Cybercriminals have increasingly turned their attention to airlines, drawn by the vast amounts of personal data these companies collect. Among the most sought-after information are passports and government identification, which pose a significant risk for long-term identity theft. According to Incogni, a company specializing in data privacy and removal, leaks involving such sensitive documents can lead to synthetic identity fraud and impersonation scams, causing harm that can extend over many years.
This week, Qantas Airways experienced a data breach attributed to the Scattered LAPSUS$ Hunters, a threat group known for its cyber activities. Although the exposed data included names, email addresses, and Frequent Flyer details, the airline clarified that no credit card information, personal financial details, or passport numbers were compromised. While this incident did not involve the most damaging types of personal data, concerns about consumer risk remain high. As Darius Belejevas, Head of Incogni, pointed out, even when critical data like payment or identification isn’t exposed, personal identifiers alone can facilitate large-scale fraud. Attackers often amalgamate these details with information from previous breaches to create detailed identity profiles.
The breach at Qantas also underscores the vulnerabilities associated with third-party vendors. The incident was linked to social engineering tactics that targeted Salesforce, highlighting how the compromise of a single supplier can jeopardize the security of millions of customer records. This illustrates a harsh reality in the cybersecurity landscape: a breach affecting one entity can have cascading effects across various industries.
Data from Cyble’s threat intelligence database reveals that there have been over 20 reported airline data breaches by threat actors on the dark web this year, marking a 50% increase compared to the same time in 2024. This surge can be partly attributed to heightened targeting of the airline sector by the Scattered LAPSUS$ Hunters and other threat groups. Recently, the CL0P ransomware group claimed to possess data from Envoy Air, a regional carrier for American Airlines. The carrier confirmed the incident but assured that no customer data had been affected, only minor business information and commercial contact details.
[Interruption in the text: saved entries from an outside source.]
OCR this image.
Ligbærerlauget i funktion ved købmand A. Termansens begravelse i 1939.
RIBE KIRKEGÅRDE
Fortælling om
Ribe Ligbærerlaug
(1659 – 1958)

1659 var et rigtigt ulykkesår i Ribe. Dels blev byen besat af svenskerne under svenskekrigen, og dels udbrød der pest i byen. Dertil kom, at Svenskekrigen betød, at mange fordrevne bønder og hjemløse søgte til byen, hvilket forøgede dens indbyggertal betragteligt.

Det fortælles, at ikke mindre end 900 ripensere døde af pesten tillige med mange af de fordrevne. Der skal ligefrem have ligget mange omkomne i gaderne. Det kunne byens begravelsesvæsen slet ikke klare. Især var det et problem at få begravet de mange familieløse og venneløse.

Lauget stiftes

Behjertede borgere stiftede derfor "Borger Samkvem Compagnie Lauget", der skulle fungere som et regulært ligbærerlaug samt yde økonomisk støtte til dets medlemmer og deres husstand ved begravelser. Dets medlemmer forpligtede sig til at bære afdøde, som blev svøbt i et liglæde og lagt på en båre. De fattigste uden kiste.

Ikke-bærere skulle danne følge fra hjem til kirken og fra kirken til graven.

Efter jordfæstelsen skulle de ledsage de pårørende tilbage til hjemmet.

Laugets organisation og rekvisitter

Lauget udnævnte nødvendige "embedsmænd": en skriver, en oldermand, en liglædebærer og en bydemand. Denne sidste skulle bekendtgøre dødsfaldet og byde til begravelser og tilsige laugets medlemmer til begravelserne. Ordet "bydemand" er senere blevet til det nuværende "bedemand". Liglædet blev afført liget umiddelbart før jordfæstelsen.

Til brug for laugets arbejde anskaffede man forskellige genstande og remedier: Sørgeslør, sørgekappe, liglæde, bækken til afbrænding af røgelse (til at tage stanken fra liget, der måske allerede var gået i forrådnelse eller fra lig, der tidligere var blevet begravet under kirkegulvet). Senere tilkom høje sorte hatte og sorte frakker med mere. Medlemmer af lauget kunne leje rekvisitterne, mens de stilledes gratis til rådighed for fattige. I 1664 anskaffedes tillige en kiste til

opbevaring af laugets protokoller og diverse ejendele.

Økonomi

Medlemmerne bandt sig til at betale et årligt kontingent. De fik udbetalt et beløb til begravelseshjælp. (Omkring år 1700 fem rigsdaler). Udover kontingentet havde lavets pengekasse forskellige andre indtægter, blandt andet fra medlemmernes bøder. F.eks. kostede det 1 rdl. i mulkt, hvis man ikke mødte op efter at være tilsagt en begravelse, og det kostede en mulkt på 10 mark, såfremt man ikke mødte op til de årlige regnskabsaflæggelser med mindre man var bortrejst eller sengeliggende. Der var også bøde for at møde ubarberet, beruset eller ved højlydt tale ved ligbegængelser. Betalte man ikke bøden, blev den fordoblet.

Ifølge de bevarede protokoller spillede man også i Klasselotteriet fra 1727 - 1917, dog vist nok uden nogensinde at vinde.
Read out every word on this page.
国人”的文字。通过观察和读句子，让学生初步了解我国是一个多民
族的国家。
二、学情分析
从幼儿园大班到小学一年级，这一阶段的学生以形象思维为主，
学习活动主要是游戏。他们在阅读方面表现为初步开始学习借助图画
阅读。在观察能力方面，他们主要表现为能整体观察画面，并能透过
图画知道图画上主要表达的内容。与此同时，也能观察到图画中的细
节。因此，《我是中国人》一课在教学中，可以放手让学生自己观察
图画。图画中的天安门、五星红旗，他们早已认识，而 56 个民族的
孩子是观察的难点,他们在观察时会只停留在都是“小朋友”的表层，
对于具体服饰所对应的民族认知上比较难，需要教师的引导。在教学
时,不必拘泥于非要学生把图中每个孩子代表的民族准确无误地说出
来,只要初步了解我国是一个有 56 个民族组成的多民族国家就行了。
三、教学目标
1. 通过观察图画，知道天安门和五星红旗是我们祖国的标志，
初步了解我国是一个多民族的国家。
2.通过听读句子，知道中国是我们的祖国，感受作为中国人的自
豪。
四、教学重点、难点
In contrast, WestJet faced a more severe fallout from a data breach in June, as confidential passenger travel documents, including passports and government IDs, were exposed. The airline has since offered affected customers two years of complimentary identity theft protection. However, experts from Incogni have warned that compromised identity documents can enable fraud for far longer than the duration of monitoring services.
As airlines continue to be targeted, proactive measures for prevention and response become imperative. Individuals affected by data breaches should consider enrolling in identity theft monitoring, report suspicious activities to national anti-fraud hotlines, and employ strong, unique passwords along with multi-factor authentication on all online accounts. Moreover, removing personal information from data broker sites could help deter scammers from leveraging accessible data for nefarious purposes.
Ron Zayas, CEO of Incogni, emphasized the need for both individuals and organizations to fortify their data protection efforts. He cautioned that sensitive data is not only at risk from cybercriminals but also misused by legitimate organizations for manipulative outcomes. As the cybersecurity landscape evolves, understanding and applying frameworks like the MITRE ATT&CK Matrix is essential for pinpointing the tactics and techniques that may have been employed against various targets. The Qantas incident, for instance, could involve tactics related to initial access and persistence, typical of social engineering strategies.